As with wallets, you should consult documentation specific to your Oracle database for information on using tnsnames.ora. However, in general, tnsnames.ora file is a configuration file containing network service names mapped to connect descriptors (for local naming method) or net service names mapped to listener protocol addresses.
Thus, you can use the tnsnames.ora file as an alternative way to specify a connection string. First, put the directory of the tnsnames.ora file in the “TNS Admin” field. Second, format the contents of tnsnames.ora as <ALIAS> = <CONNECTION STRING>. Paste the desired alias from inside the tnsnames.ora files in the DataSource field of the secret. For example, if we had a file at C:\Oracle\tnsnames.ora, the contents might be as follows:
jjdb_high = (description= (retry_count=20)(retry_delay=3)(address=(protocol=tcps)(port=1522)(host=adb.us-ashburn-1.oraclecloud.com))(connect_data=(service_name=g62a2e091eede11_jjdb_high.adb.oraclecloud.com))(security=(ssl_server_cert_dn="CN=adwc.uscom-east-1.oraclecloud.com, OU=Oracle BMCS US, O=Oracle Corporation, L=Redwood City, ST=California, C=US")))

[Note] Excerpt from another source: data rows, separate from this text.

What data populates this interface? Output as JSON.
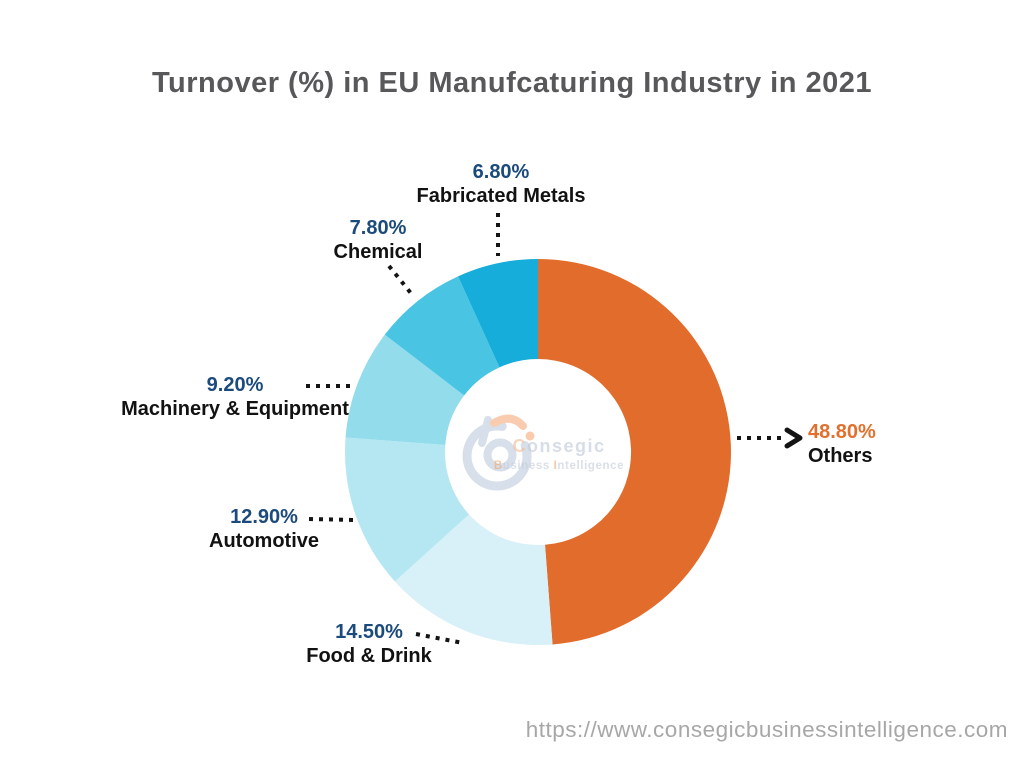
{
  "page": {
    "footer_url": "https://www.consegicbusinessintelligence.com"
  },
  "brand": {
    "c": "C",
    "onsegic": "onsegic",
    "b": "B",
    "usiness": "usiness ",
    "i": "I",
    "ntelligence": "ntelligence"
  },
  "chart_data": {
    "type": "pie",
    "donut": true,
    "title": "Turnover (%) in EU Manufcaturing Industry in 2021",
    "start_angle_deg_from_top_clockwise": 0,
    "inner_radius_ratio": 0.48,
    "legend_position": "none",
    "units": "%",
    "slices": [
      {
        "label": "Others",
        "value": 48.8,
        "pct_label": "48.80%",
        "color": "#e16c2b"
      },
      {
        "label": "Food & Drink",
        "value": 14.5,
        "pct_label": "14.50%",
        "color": "#d8f0f8"
      },
      {
        "label": "Automotive",
        "value": 12.9,
        "pct_label": "12.90%",
        "color": "#b5e7f3"
      },
      {
        "label": "Machinery & Equipment",
        "value": 9.2,
        "pct_label": "9.20%",
        "color": "#93dcec"
      },
      {
        "label": "Chemical",
        "value": 7.8,
        "pct_label": "7.80%",
        "color": "#49c5e3"
      },
      {
        "label": "Fabricated Metals",
        "value": 6.8,
        "pct_label": "6.80%",
        "color": "#17addb"
      }
    ],
    "colors": {
      "pct_label": "#1b4a7d",
      "others_pct_label": "#e2702e",
      "slice_name_label": "#121212",
      "leader_line": "#141414",
      "title": "#58585a"
    }
  }
}
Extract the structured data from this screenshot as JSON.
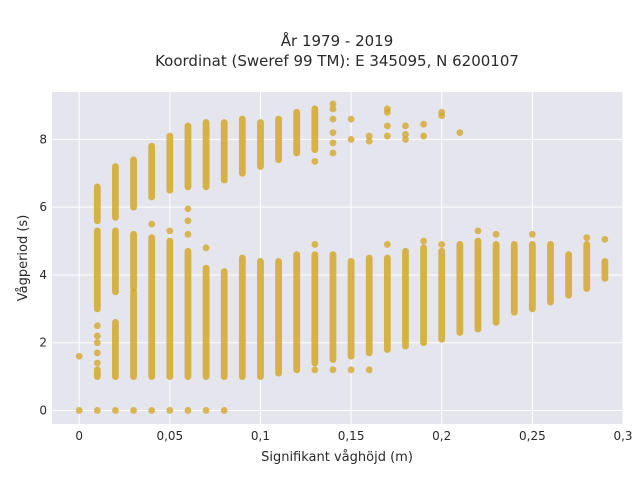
{
  "chart_data": {
    "type": "scatter",
    "title_line1": "År 1979 - 2019",
    "title_line2": "Koordinat (Sweref 99 TM): E 345095, N 6200107",
    "xlabel": "Signifikant våghöjd (m)",
    "ylabel": "Vågperiod (s)",
    "xlim": [
      -0.015,
      0.3
    ],
    "ylim": [
      -0.4,
      9.4
    ],
    "grid": true,
    "legend": "none",
    "x_ticks": [
      0,
      0.05,
      0.1,
      0.15,
      0.2,
      0.25,
      0.3
    ],
    "x_tick_labels": [
      "0",
      "0,05",
      "0,1",
      "0,15",
      "0,2",
      "0,25",
      "0,3"
    ],
    "y_ticks": [
      0,
      2,
      4,
      6,
      8
    ],
    "y_tick_labels": [
      "0",
      "2",
      "4",
      "6",
      "8"
    ],
    "colors": {
      "marker": "#d4a82a",
      "plot_bg": "#e5e5ee",
      "grid": "#ffffff"
    },
    "columns": [
      {
        "x": 0.0,
        "ranges": [],
        "points": [
          0.0,
          1.6
        ]
      },
      {
        "x": 0.01,
        "ranges": [
          [
            1.0,
            1.2
          ],
          [
            3.0,
            5.3
          ],
          [
            5.6,
            6.6
          ]
        ],
        "points": [
          0.0,
          1.4,
          1.7,
          2.0,
          2.2,
          2.5
        ]
      },
      {
        "x": 0.02,
        "ranges": [
          [
            1.0,
            2.6
          ],
          [
            3.5,
            5.3
          ],
          [
            5.7,
            7.2
          ]
        ],
        "points": [
          0.0
        ]
      },
      {
        "x": 0.03,
        "ranges": [
          [
            1.0,
            3.5
          ],
          [
            3.6,
            5.2
          ],
          [
            6.0,
            7.4
          ]
        ],
        "points": [
          0.0
        ]
      },
      {
        "x": 0.04,
        "ranges": [
          [
            1.0,
            5.1
          ],
          [
            6.3,
            7.8
          ]
        ],
        "points": [
          0.0,
          5.5
        ]
      },
      {
        "x": 0.05,
        "ranges": [
          [
            1.0,
            5.0
          ],
          [
            6.5,
            8.1
          ]
        ],
        "points": [
          0.0,
          5.3
        ]
      },
      {
        "x": 0.06,
        "ranges": [
          [
            1.0,
            4.7
          ],
          [
            6.6,
            8.4
          ]
        ],
        "points": [
          0.0,
          5.2,
          5.6,
          5.95
        ]
      },
      {
        "x": 0.07,
        "ranges": [
          [
            1.0,
            4.2
          ],
          [
            6.6,
            8.5
          ]
        ],
        "points": [
          0.0,
          4.8
        ]
      },
      {
        "x": 0.08,
        "ranges": [
          [
            1.0,
            4.1
          ],
          [
            6.8,
            8.5
          ]
        ],
        "points": [
          0.0
        ]
      },
      {
        "x": 0.09,
        "ranges": [
          [
            1.0,
            4.5
          ],
          [
            7.0,
            8.6
          ]
        ],
        "points": []
      },
      {
        "x": 0.1,
        "ranges": [
          [
            1.0,
            4.4
          ],
          [
            7.2,
            8.5
          ]
        ],
        "points": []
      },
      {
        "x": 0.11,
        "ranges": [
          [
            1.1,
            4.4
          ],
          [
            7.4,
            8.6
          ]
        ],
        "points": []
      },
      {
        "x": 0.12,
        "ranges": [
          [
            1.2,
            4.6
          ],
          [
            7.6,
            8.8
          ]
        ],
        "points": []
      },
      {
        "x": 0.13,
        "ranges": [
          [
            1.4,
            4.6
          ],
          [
            7.7,
            8.9
          ]
        ],
        "points": [
          1.2,
          4.9,
          7.35
        ]
      },
      {
        "x": 0.14,
        "ranges": [
          [
            1.5,
            4.6
          ]
        ],
        "points": [
          1.2,
          7.6,
          7.9,
          8.2,
          8.6,
          8.9,
          9.05
        ]
      },
      {
        "x": 0.15,
        "ranges": [
          [
            1.6,
            4.4
          ]
        ],
        "points": [
          1.2,
          8.0,
          8.6
        ]
      },
      {
        "x": 0.16,
        "ranges": [
          [
            1.7,
            4.5
          ]
        ],
        "points": [
          1.2,
          7.95,
          8.1
        ]
      },
      {
        "x": 0.17,
        "ranges": [
          [
            1.8,
            4.5
          ]
        ],
        "points": [
          4.9,
          8.1,
          8.4,
          8.8,
          8.9
        ]
      },
      {
        "x": 0.18,
        "ranges": [
          [
            1.9,
            4.7
          ]
        ],
        "points": [
          8.0,
          8.15,
          8.4
        ]
      },
      {
        "x": 0.19,
        "ranges": [
          [
            2.0,
            4.8
          ]
        ],
        "points": [
          5.0,
          8.1,
          8.45
        ]
      },
      {
        "x": 0.2,
        "ranges": [
          [
            2.1,
            4.7
          ]
        ],
        "points": [
          4.9,
          8.7,
          8.8
        ]
      },
      {
        "x": 0.21,
        "ranges": [
          [
            2.3,
            4.9
          ]
        ],
        "points": [
          8.2
        ]
      },
      {
        "x": 0.22,
        "ranges": [
          [
            2.4,
            5.0
          ]
        ],
        "points": [
          5.3
        ]
      },
      {
        "x": 0.23,
        "ranges": [
          [
            2.6,
            4.9
          ]
        ],
        "points": [
          5.2
        ]
      },
      {
        "x": 0.24,
        "ranges": [
          [
            2.9,
            4.9
          ]
        ],
        "points": []
      },
      {
        "x": 0.25,
        "ranges": [
          [
            3.0,
            4.9
          ]
        ],
        "points": [
          5.2
        ]
      },
      {
        "x": 0.26,
        "ranges": [
          [
            3.2,
            4.9
          ]
        ],
        "points": []
      },
      {
        "x": 0.27,
        "ranges": [
          [
            3.4,
            4.6
          ]
        ],
        "points": []
      },
      {
        "x": 0.28,
        "ranges": [
          [
            3.6,
            4.9
          ]
        ],
        "points": [
          5.1
        ]
      },
      {
        "x": 0.29,
        "ranges": [
          [
            3.9,
            4.4
          ]
        ],
        "points": [
          5.05
        ]
      }
    ]
  }
}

jjdb_low = (description= (retry_count=20)(retry_delay=3)(address=(protocol=tcps)(port=1522)(host=adb.us-ashburn-1.oraclecloud.com))(connect_data=(service_name=g62a2e091eede11_jjdb_low.adb.oraclecloud.com))(security=(ssl_server_cert_dn="CN=adwc.uscom-east-1.oraclecloud.com, OU=Oracle BMCS US, O=Oracle Corporation, L=Redwood City, ST=California, C=US")))
In this example, jjdb_high or jjdb_low are both aliases. We would choose one, say jjdb_high, and paste it into the DataSource field on my secret. I would include C:\Oracle in the TNS Admin field. My secret would appear as in the following screenshot:
Oracle Account (Walletless)
Oracle has recently announced its support of TCPS without requiring the use of wallets. See Securely Connecting to Autonomous DB Without a Wallet (Using TLS) for details.
Because walletless connections utilize TLS instead of “mutual TLS,” this is potentially less secure than a wallet-based authentication, so you should do your own research before deciding if this is the right approach for you. The advantage of the walletless template is that it allows a secure TCPS connection with the simplicity of the “Oracle Account (Template Ver 2)” template. No wallet files need to be deployed to a server.
The fields on this template are the same as Oracle Account (Template Ver 2) with the addition of the “SSL Server Cert DN” field, which can be found in the TLS connection string. Refer to documentation on your specific Oracle database about how to enable walletless connections, as well as how to obtain the TLS connection string to fill in fields on this secret template.